Start right in Bloomington, with a visit to Bloomington Center for the Arts. Here you’ll find two galleries to explore, both of which showcase the work of professional local and regional artists in a variety of media, styles and genres. The larger of the two, the Inez Greenberg Gallery, hosts group shows, while the Atrium Gallery features smaller exhibits, often by solo artists. For lunch grab a bite to eat on the patios or indoors at the happening Lucky’s 13 Pub or Cowboy Jack’s, or try Ciao Bella for a little more upscale ambiance, either indoors or on their intimate patio. If time permits and you are able to plan ahead, schedule a few hours of pampering at Snips Spa Salon—arguably the best in Bloomington for facials, massages and manis/pedis, in addition to its full range of hair styling services—located about two miles down the road from the Center for the Arts due west on 98th Street. Come experience the Midwest’s newest luxury destination. Once you’ve had your fill of artwork and lunch, head back to your hotel and get ready for a night of entertainment. Take the short drive to Chanhassen for dinner and a show at the theatre that shares the town’s name, Chanhassen Dinner Theatres. This is the largest dinner theater in the nation, as well as one of the most consistently accomplished. Across its stages you’ll see shows ranging from high-energy takes on Broadway musicals to classics, plus a comedy cabaret every Friday and Saturday night and a regularly scheduled concert series. After the show, walk across the street to Axel’s for a cocktail before returning to your hotel for the night.
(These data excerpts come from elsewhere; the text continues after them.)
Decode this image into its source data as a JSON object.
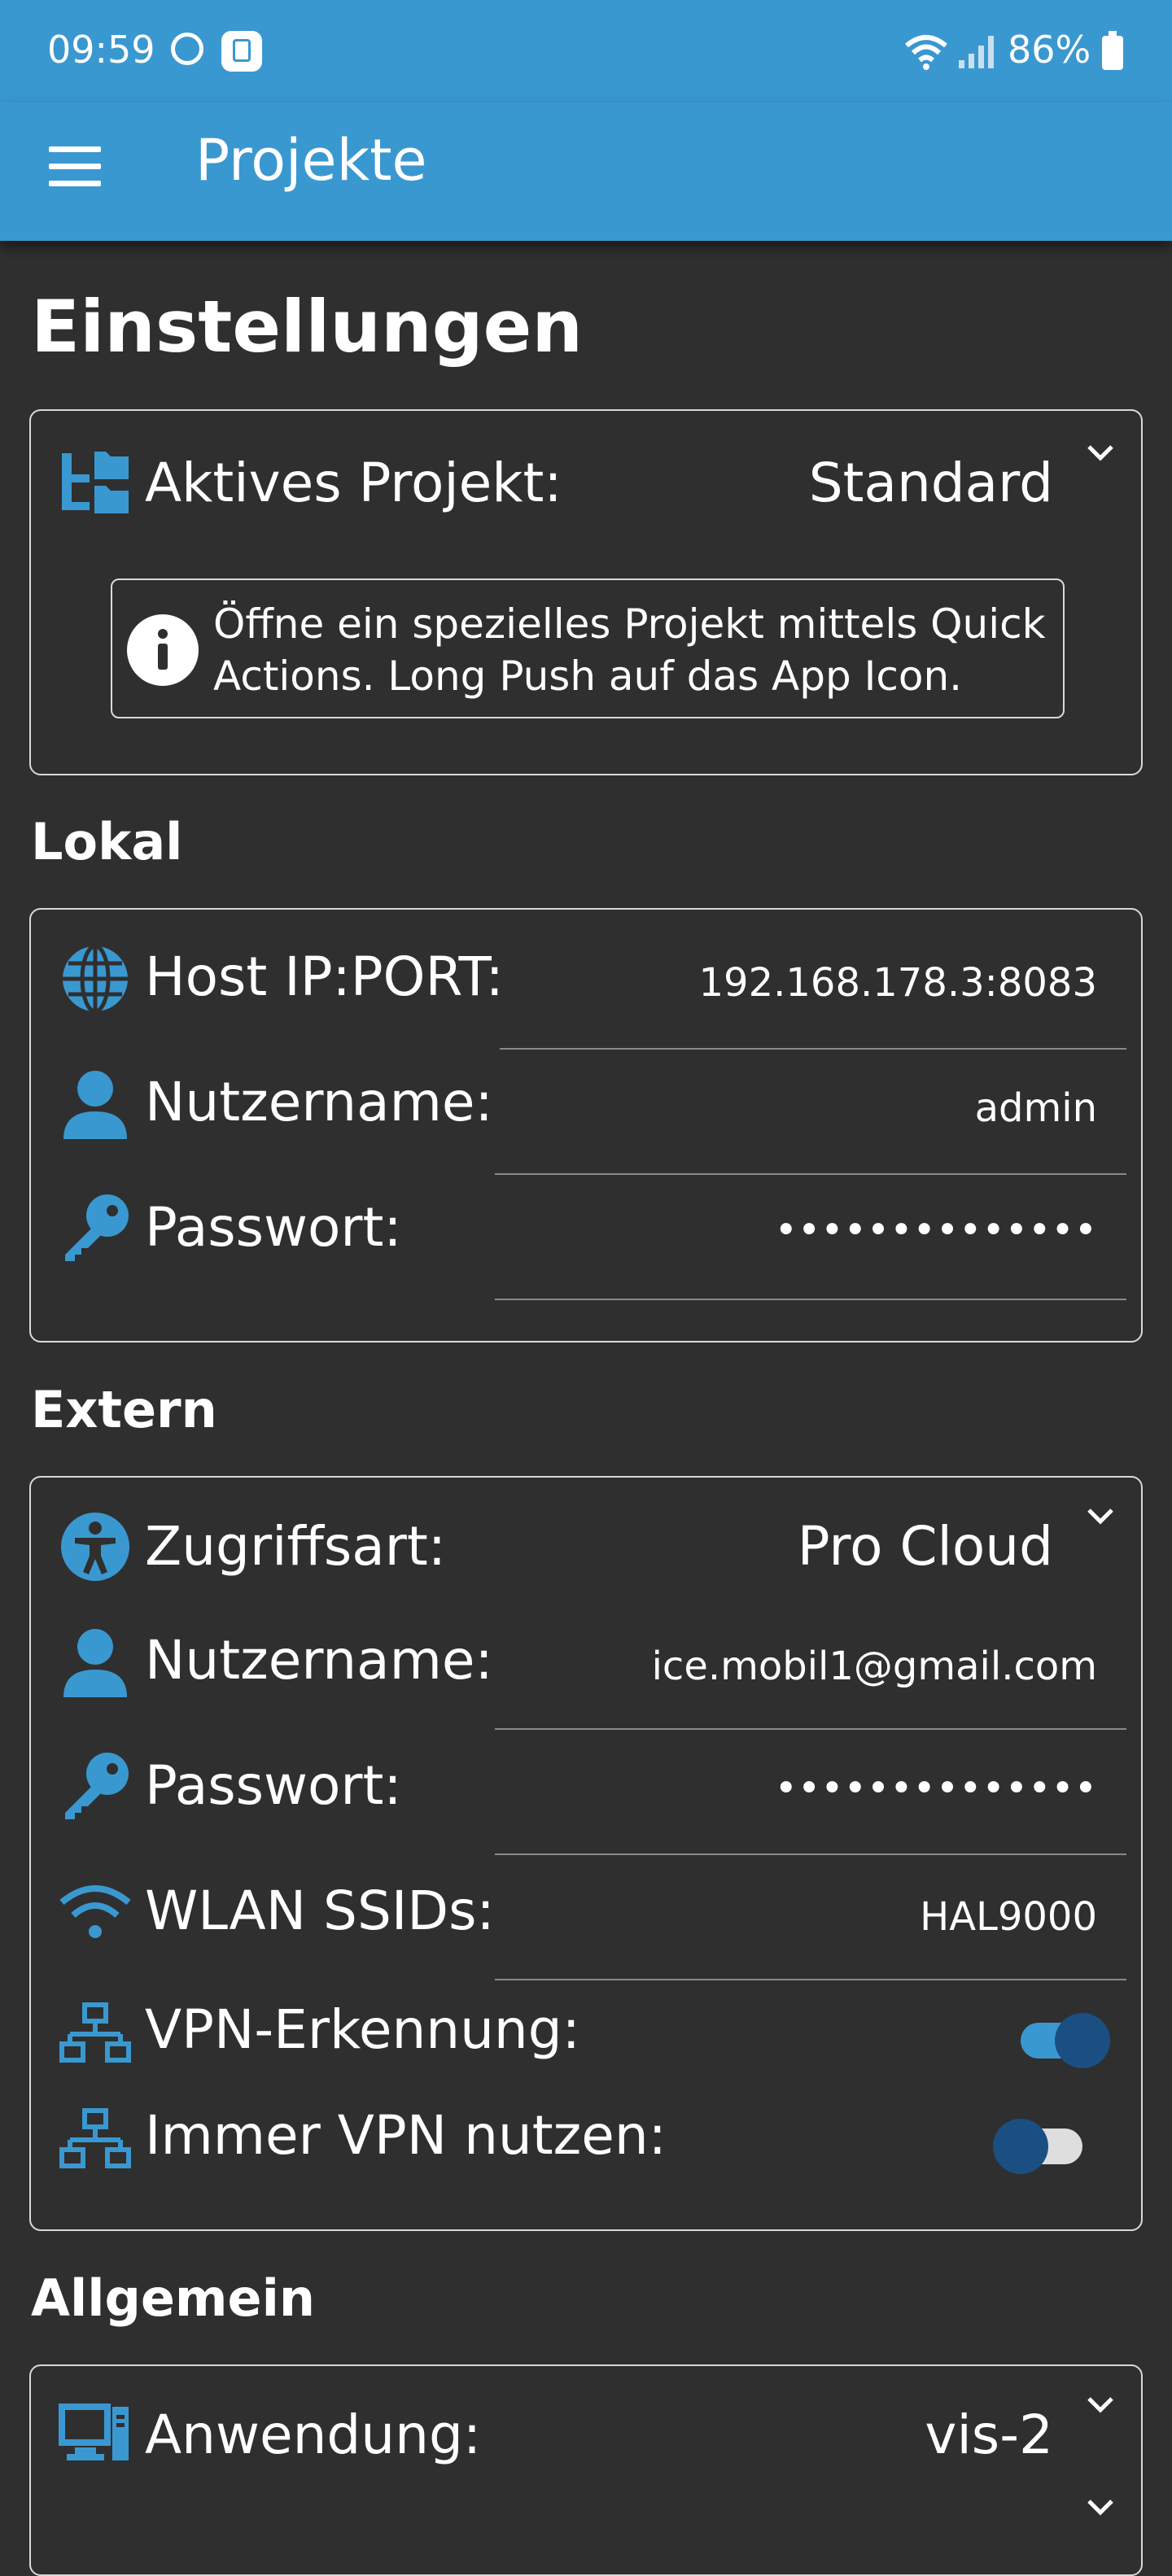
{
  "status_bar": {
    "time": "09:59",
    "battery": "86%"
  },
  "app_bar": {
    "title": "Projekte",
    "menu_icon": "hamburger-menu-icon"
  },
  "page": {
    "title": "Einstellungen"
  },
  "active_project": {
    "label": "Aktives Projekt:",
    "value": "Standard",
    "icon": "folder-tree-icon",
    "info_text": "Öffne ein spezielles Projekt mittels Quick Actions. Long Push auf das App Icon."
  },
  "lokal": {
    "heading": "Lokal",
    "host": {
      "label": "Host IP:PORT:",
      "value": "192.168.178.3:8083"
    },
    "username": {
      "label": "Nutzername:",
      "value": "admin"
    },
    "password": {
      "label": "Passwort:",
      "value": "••••••••••••••"
    }
  },
  "extern": {
    "heading": "Extern",
    "access": {
      "label": "Zugriffsart:",
      "value": "Pro Cloud"
    },
    "username": {
      "label": "Nutzername:",
      "value": "ice.mobil1@gmail.com"
    },
    "password": {
      "label": "Passwort:",
      "value": "••••••••••••••"
    },
    "wlan": {
      "label": "WLAN SSIDs:",
      "value": "HAL9000"
    },
    "vpn_detect": {
      "label": "VPN-Erkennung:",
      "enabled": true
    },
    "vpn_always": {
      "label": "Immer VPN nutzen:",
      "enabled": false
    }
  },
  "allgemein": {
    "heading": "Allgemein",
    "application": {
      "label": "Anwendung:",
      "value": "vis-2"
    }
  },
  "colors": {
    "accent": "#3a98d0",
    "background": "#2f2f2f",
    "toggle_knob": "#1b4f82"
  }
}
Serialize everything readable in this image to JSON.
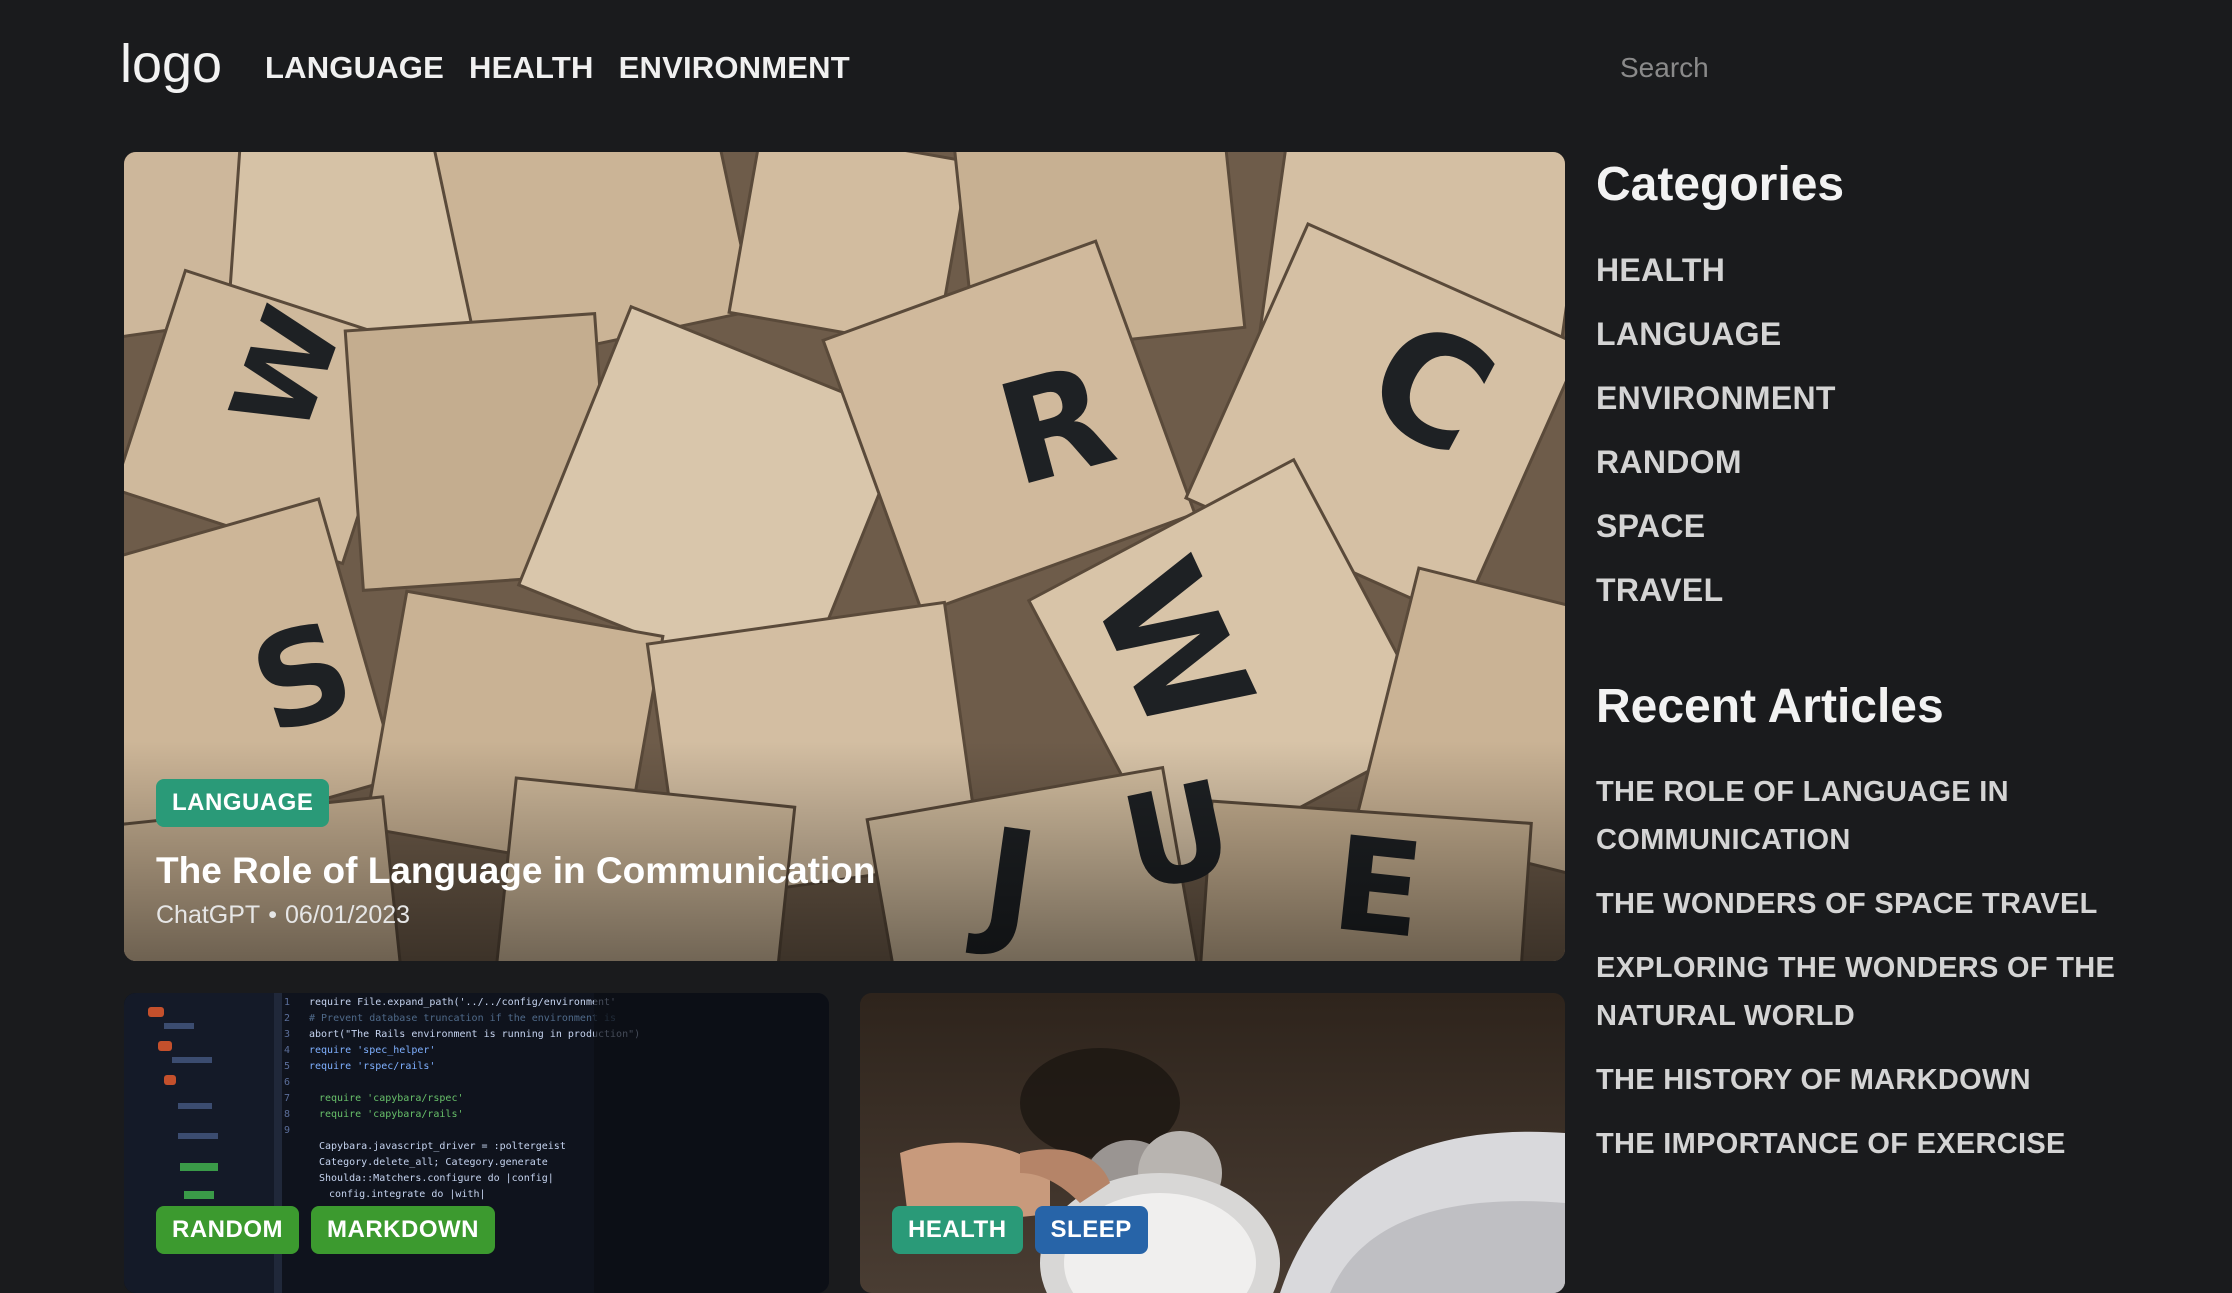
{
  "header": {
    "logo": "logo",
    "nav": [
      "LANGUAGE",
      "HEALTH",
      "ENVIRONMENT"
    ],
    "search_placeholder": "Search"
  },
  "hero": {
    "tags": [
      "LANGUAGE"
    ],
    "title": "The Role of Language in Communication",
    "author": "ChatGPT",
    "separator": "•",
    "date": "06/01/2023"
  },
  "cards": [
    {
      "tags": [
        "RANDOM",
        "MARKDOWN"
      ]
    },
    {
      "tags": [
        "HEALTH",
        "SLEEP"
      ]
    }
  ],
  "sidebar": {
    "categories_heading": "Categories",
    "categories": [
      "HEALTH",
      "LANGUAGE",
      "ENVIRONMENT",
      "RANDOM",
      "SPACE",
      "TRAVEL"
    ],
    "recent_heading": "Recent Articles",
    "recent": [
      "THE ROLE OF LANGUAGE IN COMMUNICATION",
      "THE WONDERS OF SPACE TRAVEL",
      "EXPLORING THE WONDERS OF THE NATURAL WORLD",
      "THE HISTORY OF MARKDOWN",
      "THE IMPORTANCE OF EXERCISE"
    ]
  },
  "colors": {
    "background": "#1a1b1d",
    "tag_teal": "#2a9a78",
    "tag_green": "#3c9a2f",
    "tag_blue": "#2764a8"
  },
  "icons": {
    "hero_image": "scrabble-tiles-photo",
    "card_left_image": "code-editor-photo",
    "card_right_image": "alarm-clock-photo"
  }
}
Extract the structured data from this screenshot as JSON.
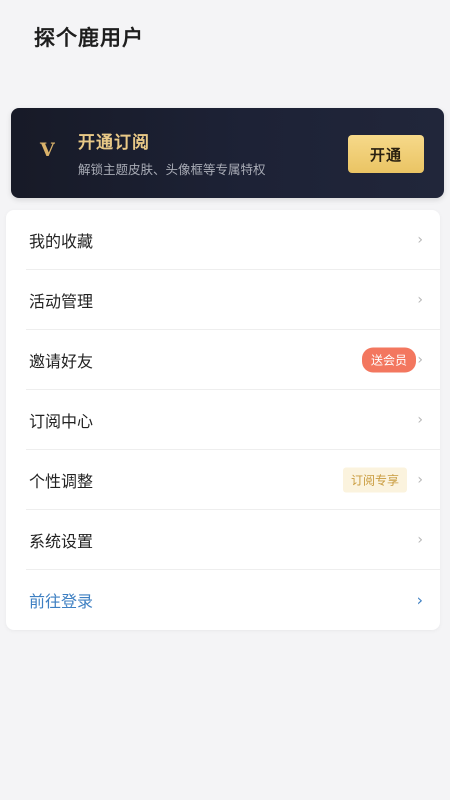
{
  "header": {
    "username": "探个鹿用户"
  },
  "vip": {
    "badge": "V",
    "title": "开通订阅",
    "subtitle": "解锁主题皮肤、头像框等专属特权",
    "button_label": "开通"
  },
  "menu": {
    "items": [
      {
        "label": "我的收藏"
      },
      {
        "label": "活动管理"
      },
      {
        "label": "邀请好友",
        "badge": "送会员"
      },
      {
        "label": "订阅中心"
      },
      {
        "label": "个性调整",
        "badge": "订阅专享"
      },
      {
        "label": "系统设置"
      },
      {
        "label": "前往登录"
      }
    ],
    "chevron": "›"
  },
  "colors": {
    "accent_gold": "#e9c987",
    "link_blue": "#3d7fc2",
    "gift_badge": "#f3775f"
  }
}
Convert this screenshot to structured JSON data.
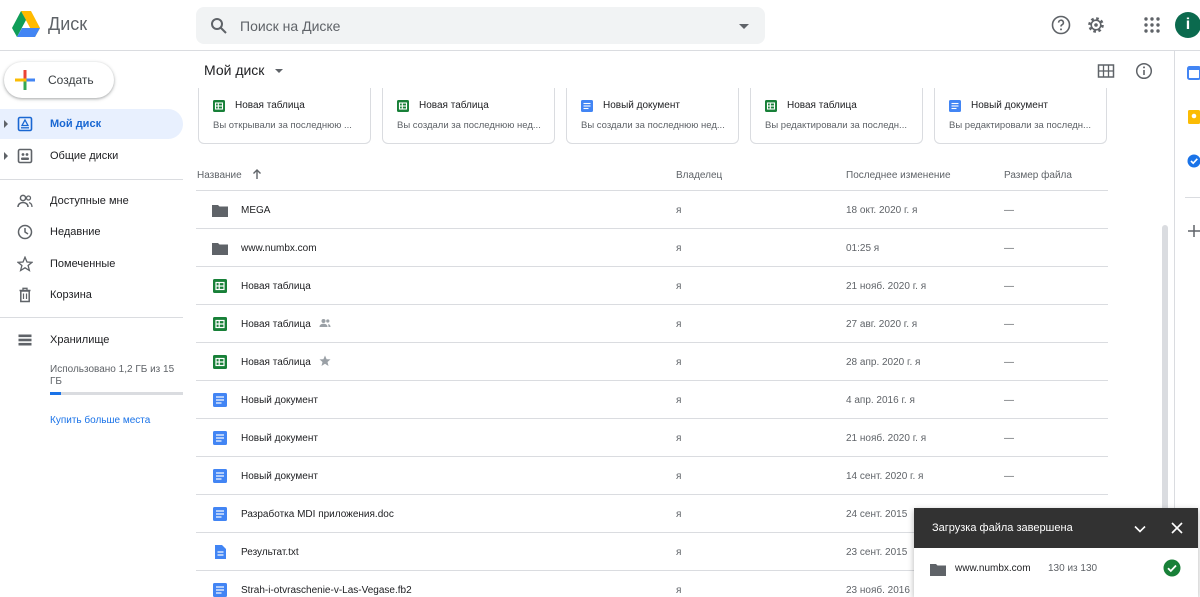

You’ll spend today in Minneapolis, but you have three options for what to do, depending on your tastes and what area of the city you want to be in. If you’re here with kids, take them to the Minneapolis Institute of Art and introduce them to artists like Monet, Matisse, van Gogh, Rembrandt and Degas, whose works hang on the museum’s walls. Once you’ve had a chance to explore then 83,000-piece collection (or as much as is humanly possible), grab a bite to eat in the museum at Agra Culture Kitchen & Press. Then, walk over to the connected Children’s Theatre Company and enjoy a family-friendly production of adapted literature or storybook or a theater-commissioned play. Modern and contemporary art lovers will want their first stop to be Walker Art Center, the Upper Midwest’s first public art gallery. Here you’ll find a more than 11,000-piece collection that focuses on media, performing and visual arts, plus you’ll be able to walk over to the adjacent 11-acre Minneapolis Sculpture Garden and see one of the Twin Cities’ most iconic landmarks, the Spoonbridge and Cherry sculpture. Your next stop will be Hennepin Avenue, for dinner at one of downtown’s bustling restaurants like CRAVE, Union, Seven or Fogo de Chão. If it’s nice out, make the 20-minute walk there to take in more of downtown on your way. After dinner, catch a Broadway show, concert or comedian on stage at the Orpheum, Pantages, or State theaters, all also found on Hennepin Avenue. For a look into the past, head to Mill City Museum, located on the banks of the Mississippi River. Built into the ruins of a mill that was once the world’s largest flour producer, here you’ll learn about the intertwined histories of the flour industry, Mississippi River and city of Minneapolis. When you get hungry, walk down the street to Spoonriver for a healthy bite to eat, or enjoy seafood at Sea Change, located at your next stop, the Guthrie Theater. Take in a show here on one of the three stages, and don’t leave without taking in the view from the cantilevered Endless Bridge.
Today you’ll venture to downtown St. Paul. Families will want to head directly to Minnesota Children’s Museum, where young ones are encouraged to crawl, climb and scamper through the interactive exhibits, while others will want to make their way to the Science Museum of Minnesota to let their curious minds run wild and explore topics like paleontology, physical science, technology, the human body and peoples and cultures of the Mississippi River. For a casual bite after, Cossetta’s is a short walk away. There you can dine cafeteria-style on great Italian food before indulging in pastries and gelato from the restaurant’s pasticceria. If you want something a bit more upscale, Pazzaluna also offers great Italian dishes, but in a more formal setting. Post-meal, take a stroll through Rice Park, making sure to notice the statues of Peanuts characters and F. Scott Fitzgerald. Then, partake in a local classic with a showing of A Prairie Home Companion at the Fitzgerald Theater, or venture to the Ordway Theater, where anything from a Broadway show to world dance or music might be on stage.